Dacres met the Yallops and the Stevensons but was immediately confused as to which was which. They all looked like desiccated squids and he watched Darly glow on the other side of the room and tried to look at her to say it's the two of us against the world. There was a Marjorie, a Gerald, a Vincent, and an Edith. The men's heads poked out of their stiff collars, the women were pale and lifeless. They acknowledged him, looked him up and down, and seemed imperceptibly to form a circle of wagons against him. The tallest one carried on with a story about a series of errors made by his head clerk. Yallop, Dacres thought, didn't Burner recommend me to a Yallop, long ago? A young man he'd known in London had told him about dreams like this, in which bleeding spinal cords flopped out of dinner jackets: Dacres had told him to paint them, but the boy was intent on becoming an interior designer.

Laughing, Burner clapped Dacres on the back, waking him. A serving girl Dacres didn't recognize brought around sherry on a tray. They all went to the same church, Marjorie or Edith was telling him. Had he met the Reverend Green yet? Oh he must, he must! He's an expert helper, she told Dacres. He really understands the human soul. He can heal it.

At dinner he sat beside Stanley, under his wing. Mrs. Yallop shouted down the table at her daughter, who was Darly's friend. The boy with the moustache was joining the navy: he seemed far too young. “Are all your friends marrying officers?” someone asked Darly.
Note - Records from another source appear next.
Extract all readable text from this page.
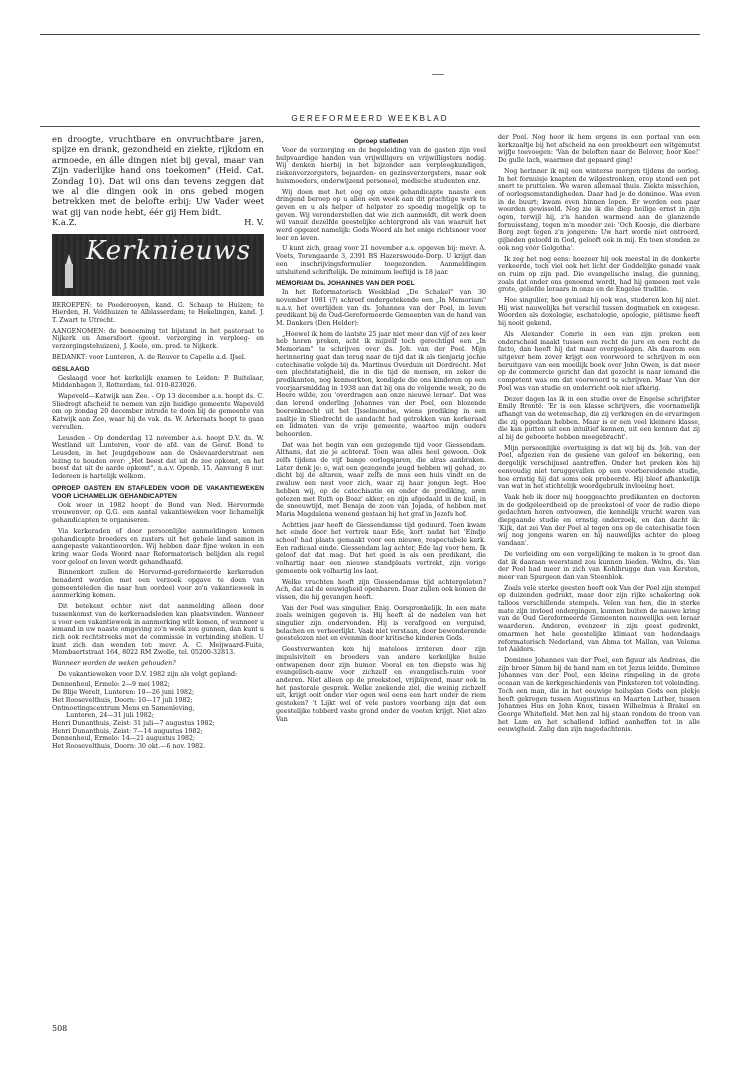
GEREFORMEERD WEEKBLAD
en droogte, vruchtbare en onvruchtbare jaren, spijze en drank, gezondheid en ziekte, rijkdom en armoede, en álle dingen niet bij geval, maar van Zijn vaderlijke hand ons toekomen" (Heid. Cat. Zondag 10). Dat wil ons dan tevens zeggen dat we al die dingen ook in ons gebed mogen betrekken met de belofte erbij: Uw Vader weet wat gij van node hebt, éér gij Hem bidt.
K.a.Z.	H. V.
Kerknieuws

BEROEPEN: te Poederooyen, kand. G. Schaap te Huizen; te Hierden, H. Veldhuizen te Alblasserdam; te Hekelingen, kand. J. T. Zwart te Utrecht.

AANGENOMEN: de benoeming tot bijstand in het pastoraat te Nijkerk en Amersfoort (geest. verzorging in verpleeg- en verzorgingstehuizen), J. Koele, em. pred. te Nijkerk.

BEDANKT: voor Lunteren, A. de Reuver te Capelle a.d. IJsel.

GESLAAGD

Geslaagd voor het kerkelijk examen te Leiden: P. Buitelaar, Middenhagen 3, Rotterdam, tel. 010-823026.

Wapeveld—Katwijk aan Zee. - Op 13 december a.s. hoopt ds. C. Sliedregt afscheid te nemen van zijn huidige gemeente Wapeveld om op zondag 20 december intrede te doen bij de gemeente van Katwijk aan Zee, waar hij de vak. ds. W. Arkeraats hoopt te gaan vervullen.

Leusden - Op donderdag 12 november a.s. hoopt D.V. ds. W. Westland uit Lunteren, voor de afd. van de Geref. Bond te Leusden, in het Jeugdgebouw aan de Oslevaarderstraat een lezing te houden over: „Het beest dat uit de zee opkomt, en het beest dat uit de aarde opkomt", n.a.v. Openb. 15. Aanvang 8 uur. Iedereen is hartelijk welkom.

OPROEP GASTEN EN STAFLEDEN VOOR DE VAKANTIEWEKEN VOOR LICHAMELIJK GEHANDICAPTEN

Ook weer in 1982 hoopt de Bond van Ned. Hervormde vrouwenver. op G.G. een aantal vakantieweken voor lichamelijk gehandicapten te organiseren.

Via kerkeraden of door persoonlijke aanmeldingen komen gehandicapte broeders en zusters uit het gehele land samen in aangepaste vakantieoorden. Wij hebben daar fijne weken in een kring waar Gods Woord naar Reformatorisch belijden als regel voor geloof en leven wordt gehandhaafd.

Binnenkort zullen de Hervormd-gereformeerde kerkeraden benaderd worden met een verzoek opgave te doen van gemeenteleden die naar hun oordeel voor zo'n vakantieweek in aanmerking komen.

Dit betekent echter niet dat aanmelding alleen door tussenkomst van de kerkeraadsleden kan plaatsvinden. Wanneer u voor een vakantieweek in aanmerking wilt komen, of wanneer u iemand in uw naaste omgeving zo'n week zou gunnen, dan kunt u zich ook rechtstreeks met de commissie in verbinding stellen. U kunt zich dan wenden tot: mevr. A. C. Meijwaard-Fuite, Mombaertstraat 164, 8022 RM Zwolle, tel. 05200-32813.

Wanneer worden de weken gehouden?

De vakantieweken voor D.V. 1982 zijn als volgt gepland:

Dennenheul, Ermelo: 2—9 mei 1982;
De Blije Werelt, Lunteren: 19—26 juni 1982;
Het Roosevelthuis, Doorn: 10—17 juli 1982;
Ontmoetingscentrum Mens en Samenleving,
Lunteren, 24—31 juli 1982;
Henri Dunanthuis, Zeist: 31 juli—7 augustus 1982;
Henri Dunanthuis, Zeist: 7—14 augustus 1982;
Dennenheul, Ermelo: 14—21 augustus 1982;
Het Roosevelthuis, Doorn: 30 okt.—6 nov. 1982.
Oproep stafleden

Voor de verzorging en de begeleiding van de gasten zijn veel hulpvaardige handen van vrijwilligers en vrijwilligsters nodig. Wij denken hierbij in het bijzonder aan verpleegkundigen, ziekenverzorgsters, bejaarden- en gezinsverzorgsters, maar ook huismoeders, onderwijzend personeel, medische studenten enz.

Wij doen met het oog op onze gehandicapte naaste een dringend beroep op u allen een week aan dit prachtige werk te geven en u als helper of helpster zo spoedig mogelijk op te geven. Wij veronderstellen dat wie zich aanmeldt, dit werk doen wil vanuit dezelfde geestelijke achtergrond als van waaruit het werd opgezet namelijk: Gods Woord als het enige richtsnoer voor leer en leven.

U kunt zich, graag voor 21 november a.s. opgeven bij: mevr. A. Voets, Torengaarde 3, 2391 BS Hazerswoude-Dorp. U krijgt dan een inschrijvingsformulier toegezonden. Aanmeldingen uitsluitend schriftelijk. De minimum leeftijd is 18 jaar.

MEMORIAM Ds. JOHANNES VAN DER POEL

In het Reformatorisch Weekblad „De Schakel" van 30 november 1981 (?) schreef ondergetekende een „In Memoriam" n.a.v. het overlijden van ds. Johannes van der Poel, in leven predikant bij de Oud-Gereformeerde Gemeenten van de hand van M. Dankers (Den Helder):

„Hoewel ik hem de laatste 25 jaar niet meer dan vijf of zes keer heb horen preken, acht ik mijzelf toch gerechtigd een „In Memoriam" te schrijven over ds. Joh. van der Poel. Mijn herinnering gaat dan terug naar de tijd dat ik als tienjarig jochie catechisatie volgde bij ds. Martinus Overduin uit Dordrecht. Met een plechtstatigheid, die in die tijd de mensen, en zeker de predikanten, nog kenmerkten, kondigde die ons kinderen op een voorjaarsmiddag in 1938 aan dat bij ons de volgende week, zo de Heere wilde, zou 'overdragen aan onze nieuwe leraar'. Dat was dan lerend onderling Johannes van der Poel, een blozende boerenknecht uit het IJsselmondse, wiens prediking in een zaaltje in Sliedrecht de aandacht had getrokken van kerkeraad en lidmaten van de vrije gemeente, waartoe mijn ouders behoorden.

Dat was het begin van een gezegende tijd voor Giessendam. Althans, dat zie je achteraf. Toen was alles heel gewoon. Ook zelfs tijdens de vijf bange oorlogsjaren, die alras aanbraken. Later denk je: o, wat een gezegende jeugd hebben wij gehad, zo dicht bij de altaren, waar zelfs de mus een huis vindt en de zwaluw een nest voor zich, waar zij haar jongen legt. Hoe hebben wij, op de catechisatie en onder de prediking, aren gelezen met Ruth op Boaz' akker, en zijn afgedaald in de kuil, in de sneeuwtijd, met Benaja de zoon van Jojada, of hebben met Maria Magdalena wenend gestaan bij het graf in Jozefs hof.

Achttien jaar heeft de Giessendamse tijd geduurd. Toen kwam het einde door het vertrek naar Ede, kort nadat het 'Eindje school' had plaats gemaakt voor een nieuwe, respectabele kerk. Een radicaal einde. Giessendam lag achter, Ede lag voor hem. Ik geloof dat dat mag. Dat het goed is als een predikant, die volhartig naar een nieuwe standplaats vertrekt, zijn vorige gemeente ook volhartig los laat.

Welke vruchten heeft zijn Giessendamse tijd achtergelaten? Ach, dat zal de eeuwigheid openbaren. Daar zullen ook komen de vissen, die hij gevangen heeft.

Van der Poel was singulier. Enig. Oorspronkelijk. In een mate zoals weinigen gegeven is. Hij heeft al de nadelen van het singulier zijn ondervonden. Hij is verafgood en verguisd, belachen en verheerlijkt. Vaak niet verstaan, door bewonderende geestelozen niet en evenmin door kritische kinderen Gods.

Geestverwanten kon hij mateloos irriteren door zijn impulsiviteit en broeders van andere kerkelijke huize ontwapenen door zijn humor. Vooral en ten diepste was hij evangelisch-nauw voor zichzelf en evangelisch-ruim voor anderen. Niet alleen op de preekstoel, vrijblijvend, maar ook in het pastorale gesprek. Welke zoekende ziel, die weinig zichzelf uit, krijgt ooit onder vier ogen wel eens een hart onder de riem gestoken? 't Lijkt wel of vele pastors voorbang zijn dat een geestelijke tobberd vaste grond onder de voeten krijgt. Niet alzo Van

der Poel. Nog hoor ik hem ergens in een portaal van een kerkzaaltje bij het afscheid na een preekbeurt een witgemutst wijfje toevoegen: 'Van de beloften naar de Belover, hoor Kee!' De gulle lach, waarmee dat gepaard ging!

Nog herinner ik mij een winterse morgen tijdens de oorlog. In het fornuisje knapten de wilgestronken, erop stond een pot snert te pruttelen. We waren allemaal thuis. Ziekte misschien, of oorlogsomstandigheden. Daar had je de dominee. Was even in de buurt; kwam even binnen lopen. Er werden een paar woorden gewisseld. Nog zie ik die diep heilige ernst in zijn ogen, terwijl hij, z'n handen warmend aan de glanzende fornuisstang, tegen m'n moeder zei: 'Och Koosje, die dierbare Borg zegt tegen z'n jongeren: Uw hart worde niet ontroerd, gijlieden geloofd in God, gelooft ook in mij. En toen stonden ze ook nog vóór Golgotha'.

Ik zeg het nog eens: hoezeer hij ook meestal in de donkerte verkeerde, toch viel ook het licht der Goddelijke genade vaak en ruim op zijn pad. Die evangelische inslag, die gunning, zoals dat onder ons genoemd wordt, had hij gemeen met vele grote, geliefde leraars in onze en de Engelse traditie.

Hoe singulier, hoe geniaal hij ook was, studeren kon hij niet. Hij wist nauwelijks het verschil tussen dogmatiek en exegese. Woorden als doxologie, eschatologie, apologie, piëtisme heeft hij nooit gekend.

Als Alexander Comrie in een van zijn preken een onderscheid maakt tussen een recht de jure en een recht de facto, dan heeft hij dat maar overgeslagen. Als daarom een uitgever hem zover krijgt een voorwoord te schrijven in een heruitgave van een moeilijk boek over John Owen, is dat meer op de commercie gericht dan dat gezocht is naar iemand die competent was om dat voorwoord te schrijven. Maar Van der Poel was van studie en onderricht ook niet afkerig.

Dezer dagen las ik in een studie over de Engelse schrijfster Emily Brontë: 'Er is een klasse schrijvers, die voornamelijk afhangt van de wetenschap, die zij verkregen en de ervaringen die zij opgedaan hebben. Maar is er een veel kleinere klasse, die kan putten uit een intuïtief kennen, uit een kennen dat zij al bij de geboorte hebben meegebracht'.

Mijn persoonlijke overtuiging is dat wij bij ds. Joh. van der Poel, afgezien van de gesiene van geloof en bekering, een dergelijk verschijnsel aantreffen. Onder het preken kòn hij eenvoudig niet teruggevallen op een voorbereidende studie, hoe ernstig hij dat soms ook probeerde. Hij bleef afhankelijk van wat in het stichtelijk woordgebruik invloeiing heet.

Vaak heb ik door mij hooggeachte predikanten en doctoren in de godgeleerdheid op de preekstoel of voor de radio diepe gedachten horen ontvouwen, die kennelijk vrucht waren van diepgaande studie en ernstig onderzoek, en dan dacht ik: 'Kijk, dat zei Van der Poel al tegen ons op de catechisatie toen wij nog jongens waren en hij nauwelijks achter de ploeg vandaan'.

De verleiding om een vergelijking te maken is te groot dan dat ik daaraan weerstand zou kunnen bieden. Welnu, ds. Van der Poel had meer in zich van Kohlbrugge dan van Kersten, meer van Spurgeon dan van Steenblok.

Zoals vele sterke geesten heeft ook Van der Poel zijn stempel op duizenden gedrukt, maar door zijn rijke schakering ook talloos verschillende stempels. Velen van hen, die in sterke mate zijn invloed ondergingen, kunnen buiten de nauwe kring van de Oud Gereformeerde Gemeenten nauwelijks een leraar waarderen. Anderen, evenzeer in zijn geest gedrenkt, omarmen het hele geestelijke klimaat van hedendaags reformatorisch Nederland, van Abma tot Mallan, van Velema tot Aalders.

Dominee Johannes van der Poel, een figuur als Andreas, die zijn broer Simon bij de hand nam en tot Jezus leidde. Dominee Johannes van der Poel, een kleine rimpeling in de grote oceaan van de kerkgeschiedenis van Pinksteren tot voleinding. Toch een man, die in het eeuwige heilsplan Gods een plekje heeft gekregen tussen Augustinus en Maarten Luther, tussen Johannes Hus en John Knox, tussen Wilhelmus à Brakel en George Whitefield. Met hen zal hij staan rondom de troon van het Lam en het schallend loflied aanheffen tot in alle eeuwigheid. Zalig dan zijn nagedachtenis.

508
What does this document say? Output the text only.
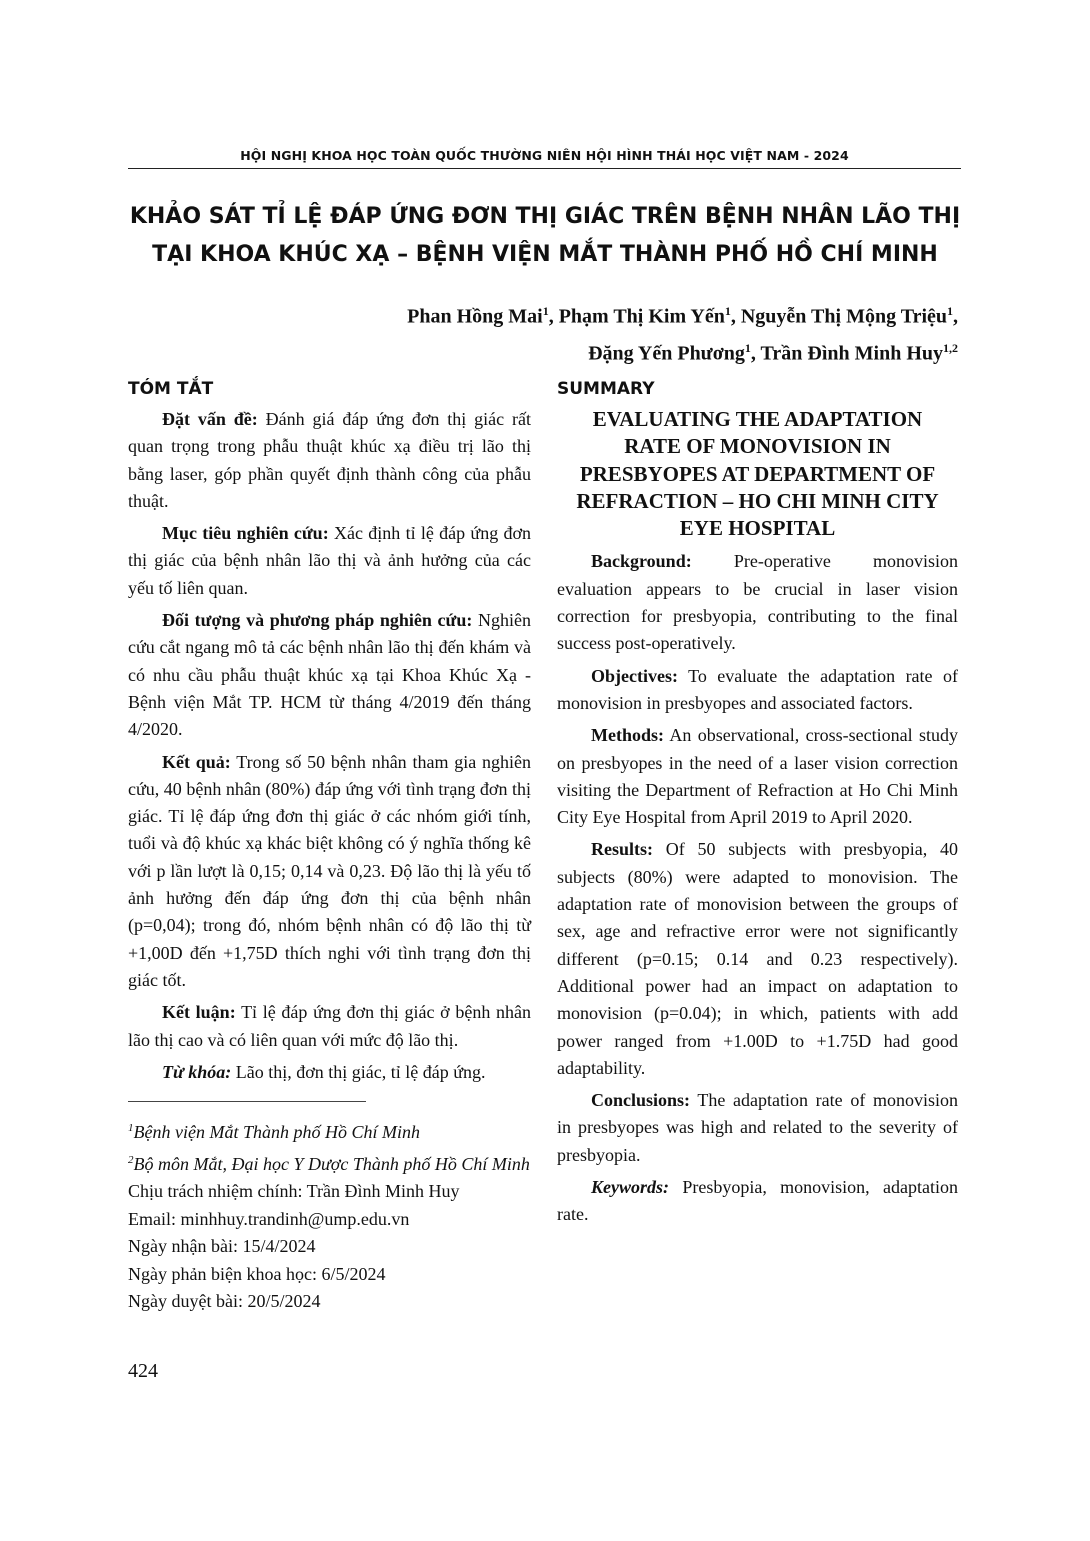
HỘI NGHỊ KHOA HỌC TOÀN QUỐC THƯỜNG NIÊN HỘI HÌNH THÁI HỌC VIỆT NAM - 2024
KHẢO SÁT TỈ LỆ ĐÁP ỨNG ĐƠN THỊ GIÁC TRÊN BỆNH NHÂN LÃO THỊ
TẠI KHOA KHÚC XẠ – BỆNH VIỆN MẮT THÀNH PHỐ HỒ CHÍ MINH
Phan Hồng Mai$^1$, Phạm Thị Kim Yến$^1$, Nguyễn Thị Mộng Triệu$^1$,
Đặng Yến Phương$^1$, Trần Đình Minh Huy$^{1,2}$
TÓM TẮT

Đặt vấn đề: Đánh giá đáp ứng đơn thị giác rất quan trọng trong phẫu thuật khúc xạ điều trị lão thị bằng laser, góp phần quyết định thành công của phẫu thuật.

Mục tiêu nghiên cứu: Xác định tỉ lệ đáp ứng đơn thị giác của bệnh nhân lão thị và ảnh hưởng của các yếu tố liên quan.

Đối tượng và phương pháp nghiên cứu: Nghiên cứu cắt ngang mô tả các bệnh nhân lão thị đến khám và có nhu cầu phẫu thuật khúc xạ tại Khoa Khúc Xạ - Bệnh viện Mắt TP. HCM từ tháng 4/2019 đến tháng 4/2020.

Kết quả: Trong số 50 bệnh nhân tham gia nghiên cứu, 40 bệnh nhân (80%) đáp ứng với tình trạng đơn thị giác. Tỉ lệ đáp ứng đơn thị giác ở các nhóm giới tính, tuổi và độ khúc xạ khác biệt không có ý nghĩa thống kê với p lần lượt là 0,15; 0,14 và 0,23. Độ lão thị là yếu tố ảnh hưởng đến đáp ứng đơn thị của bệnh nhân (p=0,04); trong đó, nhóm bệnh nhân có độ lão thị từ +1,00D đến +1,75D thích nghi với tình trạng đơn thị giác tốt.

Kết luận: Tỉ lệ đáp ứng đơn thị giác ở bệnh nhân lão thị cao và có liên quan với mức độ lão thị.

Từ khóa: Lão thị, đơn thị giác, tỉ lệ đáp ứng.

SUMMARY
EVALUATING THE ADAPTATION
RATE OF MONOVISION IN
PRESBYOPES AT DEPARTMENT OF
REFRACTION – HO CHI MINH CITY
EYE HOSPITAL

Background: Pre-operative monovision evaluation appears to be crucial in laser vision correction for presbyopia, contributing to the final success post-operatively.

Objectives: To evaluate the adaptation rate of monovision in presbyopes and associated factors.

Methods: An observational, cross-sectional study on presbyopes in the need of a laser vision correction visiting the Department of Refraction at Ho Chi Minh City Eye Hospital from April 2019 to April 2020.

Results: Of 50 subjects with presbyopia, 40 subjects (80%) were adapted to monovision. The adaptation rate of monovision between the groups of sex, age and refractive error were not significantly different (p=0.15; 0.14 and 0.23 respectively). Additional power had an impact on adaptation to monovision (p=0.04); in which, patients with add power ranged from +1.00D to +1.75D had good adaptability.

Conclusions: The adaptation rate of monovision in presbyopes was high and related to the severity of presbyopia.

Keywords: Presbyopia, monovision, adaptation rate.

$^1$Bệnh viện Mắt Thành phố Hồ Chí Minh
$^2$Bộ môn Mắt, Đại học Y Dược Thành phố Hồ Chí Minh
Chịu trách nhiệm chính: Trần Đình Minh Huy
Email: minhhuy.trandinh@ump.edu.vn
Ngày nhận bài: 15/4/2024
Ngày phản biện khoa học: 6/5/2024
Ngày duyệt bài: 20/5/2024
424
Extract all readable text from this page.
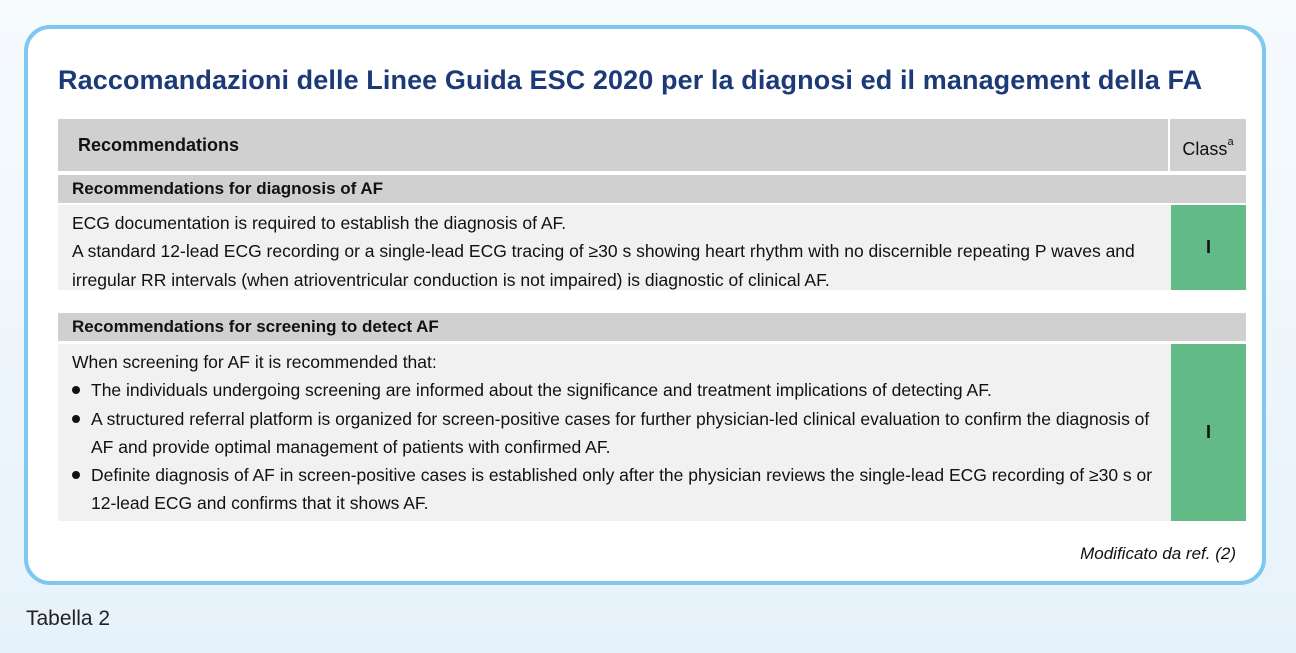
Raccomandazioni delle Linee Guida ESC 2020 per la diagnosi ed il management della FA
Recommendations	Class$^a$
Recommendations for diagnosis of AF
ECG documentation is required to establish the diagnosis of AF.
A standard 12-lead ECG recording or a single-lead ECG tracing of ≥30 s showing heart rhythm with no discernible repeating P waves and irregular RR intervals (when atrioventricular conduction is not impaired) is diagnostic of clinical AF.
I
Recommendations for screening to detect AF
When screening for AF it is recommended that:
The individuals undergoing screening are informed about the significance and treatment implications of detecting AF.
A structured referral platform is organized for screen-positive cases for further physician-led clinical evaluation to confirm the diagnosis of AF and provide optimal management of patients with confirmed AF.
Definite diagnosis of AF in screen-positive cases is established only after the physician reviews the single-lead ECG recording of ≥30 s or 12-lead ECG and confirms that it shows AF.
I
Modificato da ref. (2)
Tabella 2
Lorne couldn't come, he hadn't been able to get a pass. “Well, don't you fret dear,” Mrs. Stevenson said auntily. “We'll look after you.”

The men discussed the war. Stalin had made the deal Chamberlain had wanted, Stevenson argued. From a few seats down, Darly firmly disagreed and was given a patronizing answer. They seemed surprised at her forthrightness and quarrelled politely about Reds and perils. Dacres, silent, felt like a child with nothing to say about grown-up matters.

He had said nothing since, when they'd sat down, Mrs. Yallop had asked him why he hadn't returned home immediately. Wasn't he a patriot? He'd said the crossing was impossible now. From under her grey curls she said she wasn't sure about that. He told her he couldn't afford to go back in any case. At that she looked away, palely disgusted, as from a bad oyster.